On July 11, 2013, the Supreme Court of Canada granted leave to appeal in Tervita Corporation v. Commissioner of Competition.  Five months earlier, the Federal Court of Appeal (the “FCA”) upheld the order of the Competition Tribunal (the “Tribunal”) requiring Tervita (formerly known as CCS Corporation) to divest the Babkirk hazardous waste landfill site that it obtained through its acquisition of Complete Environmental Inc. The Commissioner of Competition had applied to the Tribunal pursuant to section 92 of the Act, which grants jurisdiction to the Tribunal to intervene where "a merger or proposed merger prevents or lessens, or is likely to prevent or lessen, competition substantially". 

At issue in the FCA was, among other things, the proper time frame in determining whether a merger results in a substantial prevention of competition and the proper methodology for applying the efficiency defence under the Act.  In its reasons, the FCA endorsed a forward-looking approach to merger review. It also clarified the proper methodology for applying the "efficiencies defence" under the Act. For more information, please see our previous bulletin analyzing the Federal Court of Appeal’s decision.

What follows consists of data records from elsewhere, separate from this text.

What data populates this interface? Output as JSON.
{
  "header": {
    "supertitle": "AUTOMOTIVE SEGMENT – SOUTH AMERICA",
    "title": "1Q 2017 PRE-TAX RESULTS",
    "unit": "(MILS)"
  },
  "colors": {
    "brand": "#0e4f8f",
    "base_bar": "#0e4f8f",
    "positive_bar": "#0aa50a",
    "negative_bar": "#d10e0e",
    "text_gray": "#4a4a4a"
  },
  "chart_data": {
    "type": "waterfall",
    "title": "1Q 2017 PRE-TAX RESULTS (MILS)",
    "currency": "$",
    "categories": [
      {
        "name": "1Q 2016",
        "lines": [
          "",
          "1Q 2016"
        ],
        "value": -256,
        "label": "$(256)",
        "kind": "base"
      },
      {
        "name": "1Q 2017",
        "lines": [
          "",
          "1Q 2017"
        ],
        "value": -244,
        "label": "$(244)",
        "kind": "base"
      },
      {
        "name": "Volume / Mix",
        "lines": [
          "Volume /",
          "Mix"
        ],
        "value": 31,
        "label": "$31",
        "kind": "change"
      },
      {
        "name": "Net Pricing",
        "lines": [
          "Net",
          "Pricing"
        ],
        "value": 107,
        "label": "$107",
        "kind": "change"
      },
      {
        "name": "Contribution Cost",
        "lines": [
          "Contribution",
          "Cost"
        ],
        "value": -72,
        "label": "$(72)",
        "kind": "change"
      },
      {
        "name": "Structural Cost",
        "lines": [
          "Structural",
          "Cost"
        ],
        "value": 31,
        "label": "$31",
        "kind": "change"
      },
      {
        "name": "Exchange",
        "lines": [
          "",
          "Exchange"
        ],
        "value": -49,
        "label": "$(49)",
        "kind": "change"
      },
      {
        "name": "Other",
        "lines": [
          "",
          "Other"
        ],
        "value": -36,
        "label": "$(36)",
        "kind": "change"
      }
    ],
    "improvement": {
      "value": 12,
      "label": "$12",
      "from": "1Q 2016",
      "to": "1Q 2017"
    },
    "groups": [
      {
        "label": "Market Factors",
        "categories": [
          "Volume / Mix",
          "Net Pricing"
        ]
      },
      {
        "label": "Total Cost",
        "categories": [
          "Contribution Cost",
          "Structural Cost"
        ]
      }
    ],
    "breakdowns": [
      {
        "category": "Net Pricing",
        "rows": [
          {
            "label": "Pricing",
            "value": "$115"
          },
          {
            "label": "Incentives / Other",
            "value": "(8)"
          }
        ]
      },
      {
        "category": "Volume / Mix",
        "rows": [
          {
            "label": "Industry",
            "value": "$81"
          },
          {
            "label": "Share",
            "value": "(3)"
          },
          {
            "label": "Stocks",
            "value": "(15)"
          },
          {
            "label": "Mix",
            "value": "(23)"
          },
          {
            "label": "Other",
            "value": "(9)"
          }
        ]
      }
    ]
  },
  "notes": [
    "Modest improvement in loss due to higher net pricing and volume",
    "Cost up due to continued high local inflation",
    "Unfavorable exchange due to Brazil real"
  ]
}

Issues before the Supreme Court of Canada

The matters for which leave to appeal was sought, and granted, is the proper legal test to determine when a merger gives rise to a substantial prevention of competition under section 92 of the Act and the proper approach to the efficiencies defence under section 96 of the Act. The Supreme Court of Canada is expected to provide guidance regarding the following specific issues raised by the applicants: 

  • the proper legal test to determine when a merger gives rise to a substantial prevention of competition under section 92 of the Act, and to what extent, if any, the Tribunal is permitted to consider possible future events when it finds that there is no present competitive constraint being removed from the market; and
  • the proper approach to the efficiencies defence under section 96 of the Act and, and in that regard, on what basis can real, quantified efficiencies (such as the Order Implementation Efficiencies) be rejected, as well as the proper approach to the offset analysis.1

A date for the hearing of the appeal has not been announced.